Estrelas de nêutrons são formadas quando estrelas mais comuns (cerca de 8 a 30 vezes a massa do nosso Sol) queimam o que resta de seu combustível, deixando um núcleo de cerca de 1,1 a 2,3 massas solares, frio demais para resistir ao aperto de sua própria gravidade.
Adicione um pouco mais de massa – como amontoar duas estrelas de nêutrons juntas – e nem mesmo a agitação de seus próprios campos quânticos pode resistir ao impulso da gravidade de esmagar a vida física da estrela morta. De uma densa bolha de partículas obtemos, bem… qualquer que seja o monstro indescritível que seja o coração de um buraco negro.
A teoria básica do processo é bastante clara, estabelecendo limites gerais sobre o quão pesada uma estrela de nêutrons pode ficar antes de entrar em colapso. Para bolas de matéria frias e não rotativas, esse limite superior é pouco menos de três massas solares, mas isso também implica complicações que podem tornar a jornada da estrela de nêutrons ao buraco negro menos do que direta.
Por exemplo, no início do ano passado, físicos anunciaram a observação de uma erupção de raios gama apelidada de GRB 180618A, detectada em 2018. No brilho posterior da erupção, eles detectaram a assinatura de uma estrela de nêutrons magneticamente carregada chamada magnetar, uma com um massa próxima à das duas estrelas em colisão.
Apenas um dia depois, essa estrela de nêutrons pesada não existia mais, sem dúvida sucumbindo à sua massa extraordinária e se transformando em algo do qual nem mesmo a luz pode escapar.
Como conseguiu resistir à gravidade por tanto tempo é um mistério, embora seus campos magnéticos possam ter desempenhado um papel.
Essas duas novas descobertas também podem fornecer algumas pistas.
O termo mais preciso para o padrão observado nas erupções de raios gama registradas por Compton no início dos anos 1990 é uma oscilação quase periódica. A mistura de frequências que sobem e descem no sinal pode ser decifrada para descrever os momentos finais de objetos maciços enquanto eles circulam um ao outro e depois colidem.
Pelo que os pesquisadores podem dizer, cada uma das colisões produziu um objeto cerca de 20% maior do que a atual recordista peso pesado de estrelas de nêutrons – um pulsar calculado em 2,14 vezes a massa do nosso Sol.
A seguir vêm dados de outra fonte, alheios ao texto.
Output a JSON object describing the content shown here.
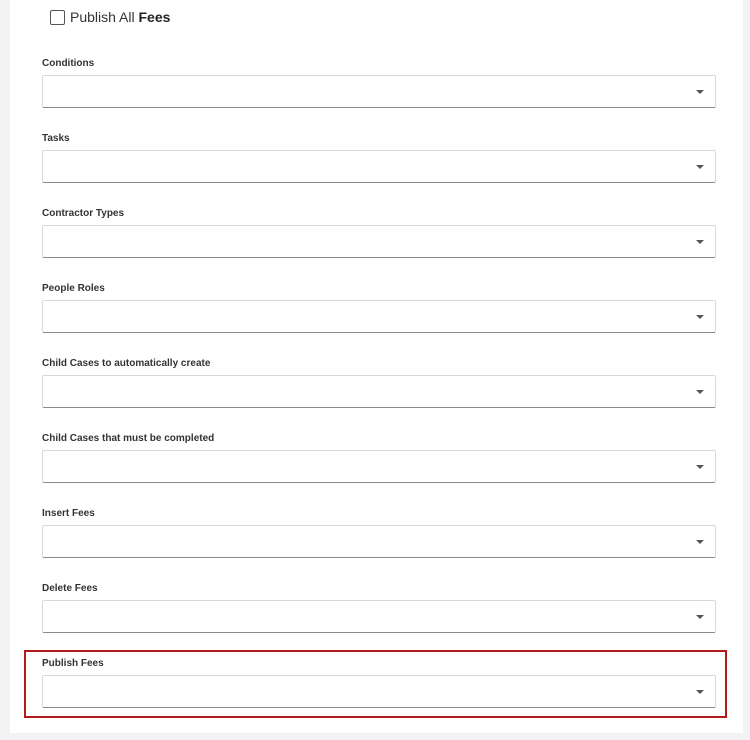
{
  "publish_all": {
    "prefix": "Publish All",
    "bold": "Fees",
    "checked": false
  },
  "fields": [
    {
      "label": "Conditions",
      "value": ""
    },
    {
      "label": "Tasks",
      "value": ""
    },
    {
      "label": "Contractor Types",
      "value": ""
    },
    {
      "label": "People Roles",
      "value": ""
    },
    {
      "label": "Child Cases to automatically create",
      "value": ""
    },
    {
      "label": "Child Cases that must be completed",
      "value": ""
    },
    {
      "label": "Insert Fees",
      "value": ""
    },
    {
      "label": "Delete Fees",
      "value": ""
    },
    {
      "label": "Publish Fees",
      "value": ""
    }
  ],
  "colors": {
    "highlight_border": "#b01c1c",
    "background": "#f3f3f5"
  },
  "icons": {
    "dropdown": "chevron-down-icon",
    "checkbox": "checkbox-unchecked-icon"
  }
}
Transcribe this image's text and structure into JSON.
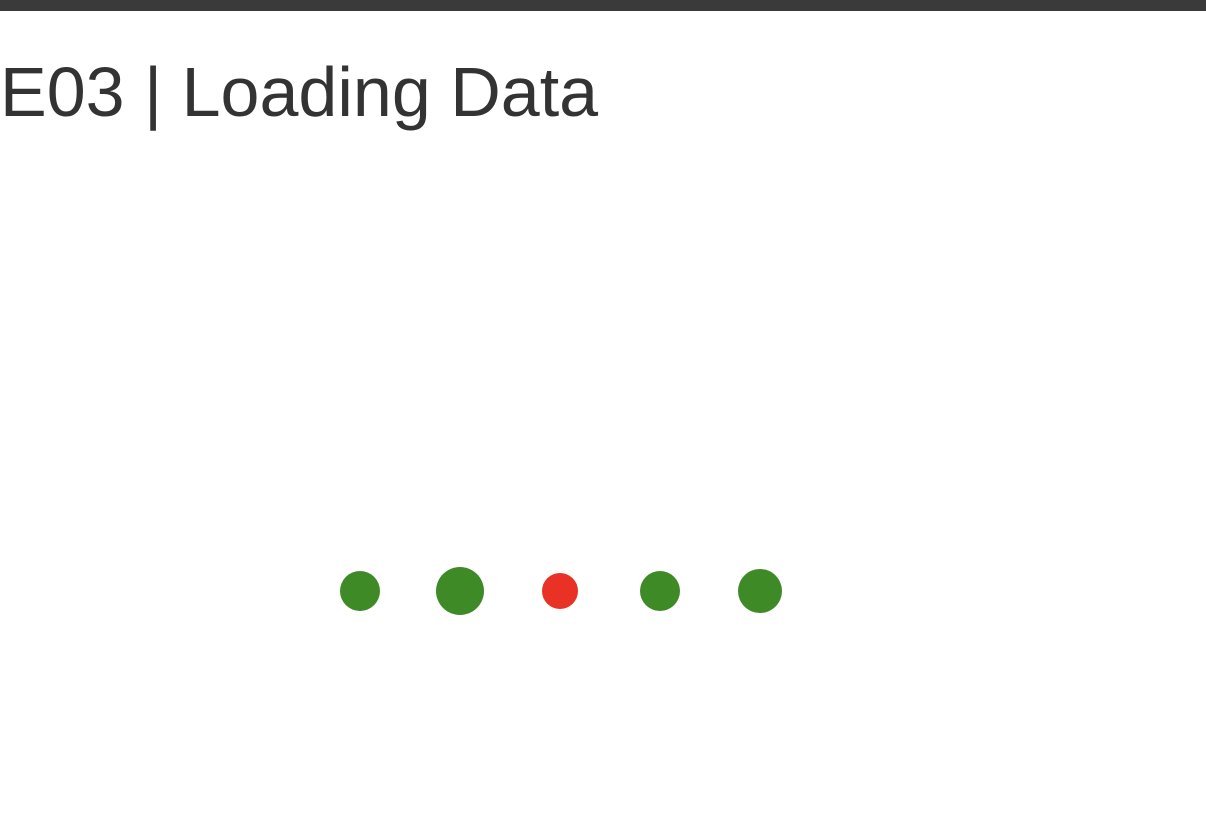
{
  "header": {
    "bar_color": "#3a3a3a"
  },
  "page": {
    "title": "E03 | Loading Data"
  },
  "loader": {
    "dots": [
      {
        "color": "#3e8a27"
      },
      {
        "color": "#3e8a27"
      },
      {
        "color": "#ea3126"
      },
      {
        "color": "#3e8a27"
      },
      {
        "color": "#3e8a27"
      }
    ]
  }
}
Eles também tinham o dobro do diâmetro de uma estrela de nêutrons típica.
Curiosamente, os objetos estavam girando a um ritmo extraordinário de quase 78.000 vezes por minuto, muito mais rápido do que o pulsar recordista J1748–2446ad, que consegue apenas 707 voltas por segundo.
As poucas rotações que cada estrela de nêutrons conseguiu realizar em sua breve vida útil de uma fração de segundo poderiam ter sido alimentadas por momento angular suficiente para frear sua implosão gravitacional.
Como isso pode se aplicar a outras fusões de estrelas de nêutrons, confundindo ainda mais os limites do colapso estelar e da geração de buracos negros, é uma questão para pesquisas futuras.
Esta pesquisa foi publicada na Nature.